実践!社長の財務
役員報酬の取り方を考える【実践!社長の財務】第537号
2014.02.17
皆様、おはようございます。
税理士の北岡修一です。
いよいよ確定申告が始まる時期ですが、最近はあまりそういう感じがしなくなりましたね。電子申告が90%以上ですから、いつから確定申告、という感じがなくなったのでしょう。
とは言え、これから1カ月、最も充実した季節になってきそうです。皆様も早目に、申告終わらせましょうね!
ということで、本日も「実践!社長の財務」いってみましょう!
役員報酬の取り方を考える
節税という言葉は、経営者の方は好きだと思いますが、私はあまり好きではありません。
税金を節約する、というのはどうもおかしな気がするし、それだけを目的にしたように思えるからです。
そのためにやることも、本来であればやらなくてはいけないこと、考えなくてはいけないことを、やっているだけ、というのが多いのです。
ですから、節税というよりは、やるべきことをきちんとやってムダな税金を払わない、ということです。
これは、経営者としても、税理士としても、当たり前にしっかりやらなくてはいけないことです。
たとえば、役員報酬の取り方です。
役員報酬は、会社法の創設以来、税務的にも厳しくなって、その取り方については、十分に注意をする必要があります。
原則として、一度決めた役員報酬は、その期を通して変えてはいけないことになっています。
もちろん、私企業であれば、自由に変えても構いませんが、損金不算入(税務上の経費にならない)部分が出てきてしまいます。
それではムダな税金を払うことになりますから、実質的には変えてはいけない、と同じことです。
役員報酬は、新しい期が始まってから、3カ月以内に新年度の報酬を決め、ここで決めた額を1年間取っていくことが原則になります。
一度決めたら変えられないわけですから、その期の業績などを見通して、適切な額を決めなければなりません。
役員報酬が多過ぎれば、ヘタすると赤字になってしまうかも知れません。
反対に少な過ぎれば、会社に大きな利益が出て、税金を払い過ぎてしまうかも知れません。
適正な役員報酬を決めるには、しっかりと年度計画を立てないといけないですね。
また、しっかりと年度計画を期の始まる前に立てたのであれば、期の初めから、新しい役員報酬にしたいところです。
ところが、通常の場合は、定時株主総会およびその後の取締役会で、新年度の報酬を決めるため、2カ月後、3カ月後に改定することになります。

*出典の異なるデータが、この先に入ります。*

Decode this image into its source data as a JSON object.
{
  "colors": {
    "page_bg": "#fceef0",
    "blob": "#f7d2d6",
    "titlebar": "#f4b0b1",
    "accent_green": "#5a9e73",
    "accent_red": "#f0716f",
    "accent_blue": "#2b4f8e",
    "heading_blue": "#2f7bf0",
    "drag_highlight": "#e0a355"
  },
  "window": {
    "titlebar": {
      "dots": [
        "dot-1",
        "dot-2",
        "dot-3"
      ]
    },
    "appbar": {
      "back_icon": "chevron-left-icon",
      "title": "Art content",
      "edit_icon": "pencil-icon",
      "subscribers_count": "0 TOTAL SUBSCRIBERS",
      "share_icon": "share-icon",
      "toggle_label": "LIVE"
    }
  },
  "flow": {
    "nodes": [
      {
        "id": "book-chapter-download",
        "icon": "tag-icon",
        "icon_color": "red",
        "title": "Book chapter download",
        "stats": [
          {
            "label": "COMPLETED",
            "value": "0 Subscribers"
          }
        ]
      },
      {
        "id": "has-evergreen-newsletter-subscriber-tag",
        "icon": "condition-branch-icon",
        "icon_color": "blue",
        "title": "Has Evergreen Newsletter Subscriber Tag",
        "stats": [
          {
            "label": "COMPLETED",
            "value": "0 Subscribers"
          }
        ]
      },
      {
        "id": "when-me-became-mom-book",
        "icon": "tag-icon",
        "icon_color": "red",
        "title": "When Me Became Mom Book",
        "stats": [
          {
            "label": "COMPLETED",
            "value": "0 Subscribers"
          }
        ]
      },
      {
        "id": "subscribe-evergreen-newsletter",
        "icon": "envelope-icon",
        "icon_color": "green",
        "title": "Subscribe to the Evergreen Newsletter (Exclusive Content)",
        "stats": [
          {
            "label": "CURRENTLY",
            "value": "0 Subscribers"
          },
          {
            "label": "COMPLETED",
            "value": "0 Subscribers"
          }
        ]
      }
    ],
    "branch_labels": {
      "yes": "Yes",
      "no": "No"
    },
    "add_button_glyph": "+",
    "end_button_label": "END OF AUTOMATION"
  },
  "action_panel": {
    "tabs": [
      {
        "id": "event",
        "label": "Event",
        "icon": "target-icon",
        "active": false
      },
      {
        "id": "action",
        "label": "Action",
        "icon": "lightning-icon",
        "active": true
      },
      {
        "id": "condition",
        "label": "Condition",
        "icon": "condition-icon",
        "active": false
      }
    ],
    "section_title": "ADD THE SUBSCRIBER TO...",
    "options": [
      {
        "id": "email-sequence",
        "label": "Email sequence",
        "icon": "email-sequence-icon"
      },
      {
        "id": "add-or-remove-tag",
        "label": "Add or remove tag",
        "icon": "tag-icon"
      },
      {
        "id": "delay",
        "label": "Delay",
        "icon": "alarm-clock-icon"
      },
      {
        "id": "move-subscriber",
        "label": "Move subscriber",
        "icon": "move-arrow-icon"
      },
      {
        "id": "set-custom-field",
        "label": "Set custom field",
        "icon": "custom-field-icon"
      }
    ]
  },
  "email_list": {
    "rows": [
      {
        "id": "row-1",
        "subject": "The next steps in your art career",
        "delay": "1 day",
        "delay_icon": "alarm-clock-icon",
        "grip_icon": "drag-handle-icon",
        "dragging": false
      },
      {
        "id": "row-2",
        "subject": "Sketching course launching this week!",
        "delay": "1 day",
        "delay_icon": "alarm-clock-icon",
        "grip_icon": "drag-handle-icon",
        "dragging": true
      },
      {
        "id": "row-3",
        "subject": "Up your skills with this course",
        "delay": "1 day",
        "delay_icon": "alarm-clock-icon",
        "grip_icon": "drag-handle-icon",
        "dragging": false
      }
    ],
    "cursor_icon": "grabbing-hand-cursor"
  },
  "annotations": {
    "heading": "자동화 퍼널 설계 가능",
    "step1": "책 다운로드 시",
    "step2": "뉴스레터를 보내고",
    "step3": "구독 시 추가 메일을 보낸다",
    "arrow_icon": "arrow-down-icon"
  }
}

ただ、小さい会社であれば、いつでも株主総会は開くことができるでしょうから、期の初めに臨時株主総会などを開いて、そこで、役員報酬を決めてしまうこともできるのです。
そうすれば、その期は1年間毎月同じ額の役員報酬を取ることができて、役員報酬を上げる場合には、それだけでもその期の利益に対する税金をセーブすることができるでしょう。
また、役員賞与は損金にすることはできませんが、事前の届出によって、役員賞与的なものを取ることはできます。

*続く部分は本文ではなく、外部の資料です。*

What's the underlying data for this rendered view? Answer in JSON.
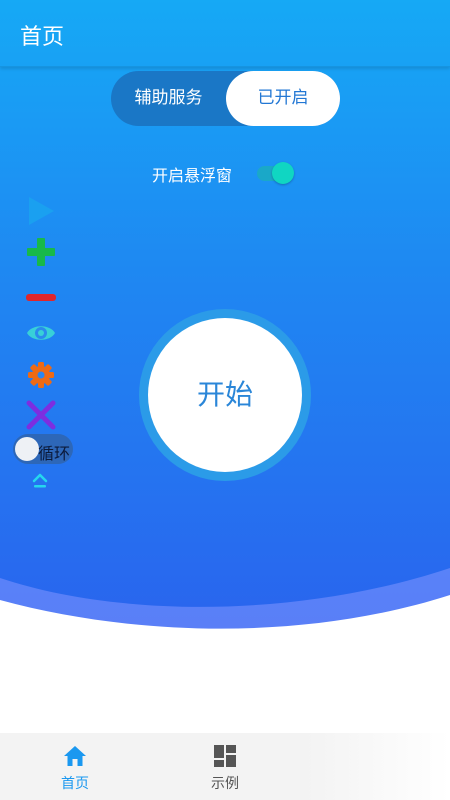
{
  "header": {
    "title": "首页"
  },
  "service_toggle": {
    "left_label": "辅助服务",
    "right_label": "已开启"
  },
  "floating_window": {
    "label": "开启悬浮窗",
    "enabled": true
  },
  "side_toolbar": {
    "icons": [
      "play-icon",
      "plus-icon",
      "minus-icon",
      "eye-icon",
      "gear-icon",
      "close-icon"
    ],
    "loop_label": "循环",
    "loop_enabled": false,
    "collapse_icon": "chevron-up-icon"
  },
  "start_button": {
    "label": "开始"
  },
  "bottom_nav": {
    "items": [
      {
        "label": "首页",
        "icon": "home-icon",
        "active": true
      },
      {
        "label": "示例",
        "icon": "grid-icon",
        "active": false
      }
    ]
  },
  "colors": {
    "primary_blue": "#1a98f0",
    "toggle_accent": "#10d6c2",
    "play": "#1aa0f0",
    "plus": "#18b94a",
    "minus": "#e0262a",
    "eye": "#38d0d8",
    "gear": "#ee6a14",
    "close": "#7d2ee0"
  }
}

「事前確定届出給与」と言って、これも比較的新しい制度です。
あらかじめ、税務署に、支給する役員名、支給時期、支給金額を決めることによって、月額報酬以外に、臨時的な役員報酬を取ることができます。
今期の業績が良かったから、役員報酬を増やしたい、といっても途中ではできません。
このような場合には、今期の業績を勘案して「事前確定届出」をすれば、翌期に役員賞与的な臨時給与を取ることができます。
残念がら、業績の上がった期の損金にはできませんが、支払った期の損金には計上することができるのです。

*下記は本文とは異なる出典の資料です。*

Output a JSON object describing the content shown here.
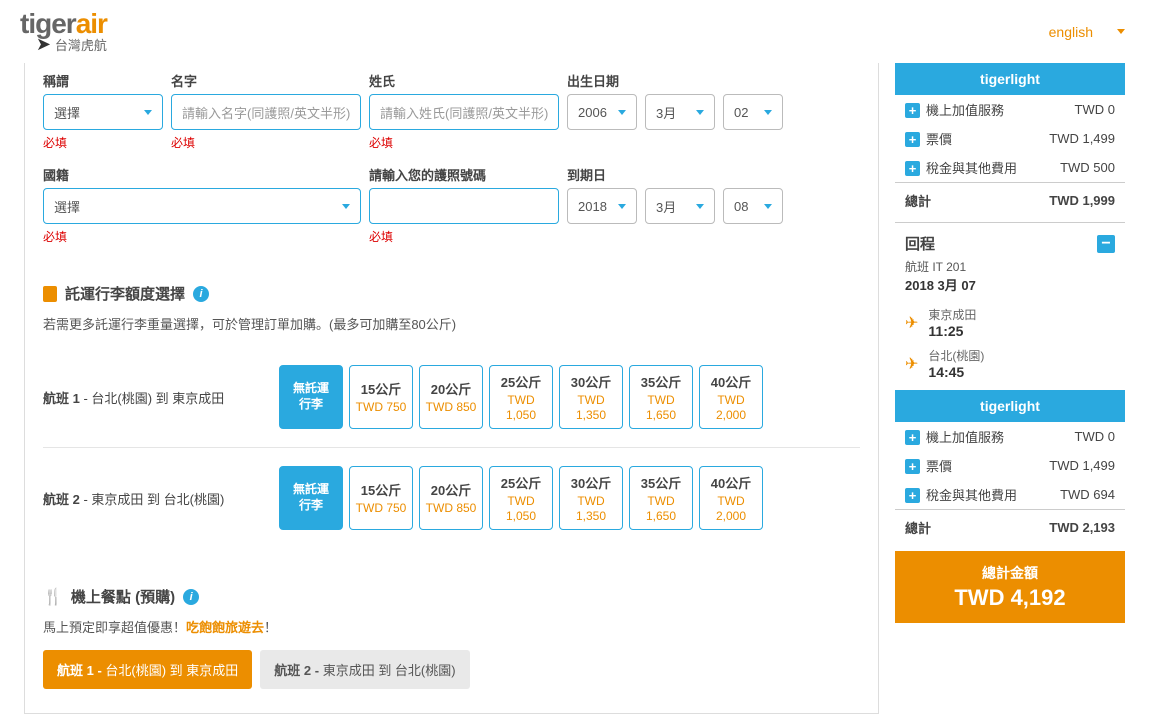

これなども、活用すると役員に喜ばれる制度ではないでしょうか?
その他にも、上げ下げできる要件をよく理解しておくことで、税務的にも問題のないように、役員報酬を取るようにしておくことが大事です。
せっかく頑張った利益、報酬に、ムダな税金がかけられることほど、ばからしいものはないですね。
編集後記
先日は、久しぶりに愛車に乗ろうとしましたが、パワステが効かない状態になっていました。パワステがないとハンドルがすごく重いんですね。ビックリしました。
危ないので、運転するのをやめて、懇意のディーラーさんに見てもらいましたが、どうもバッテリーが弱くなっていたのが原因のようでした。十分に充電したらパワステも戻りました。こんなこともあるんですね。もっと車に乗らないといけないですね...。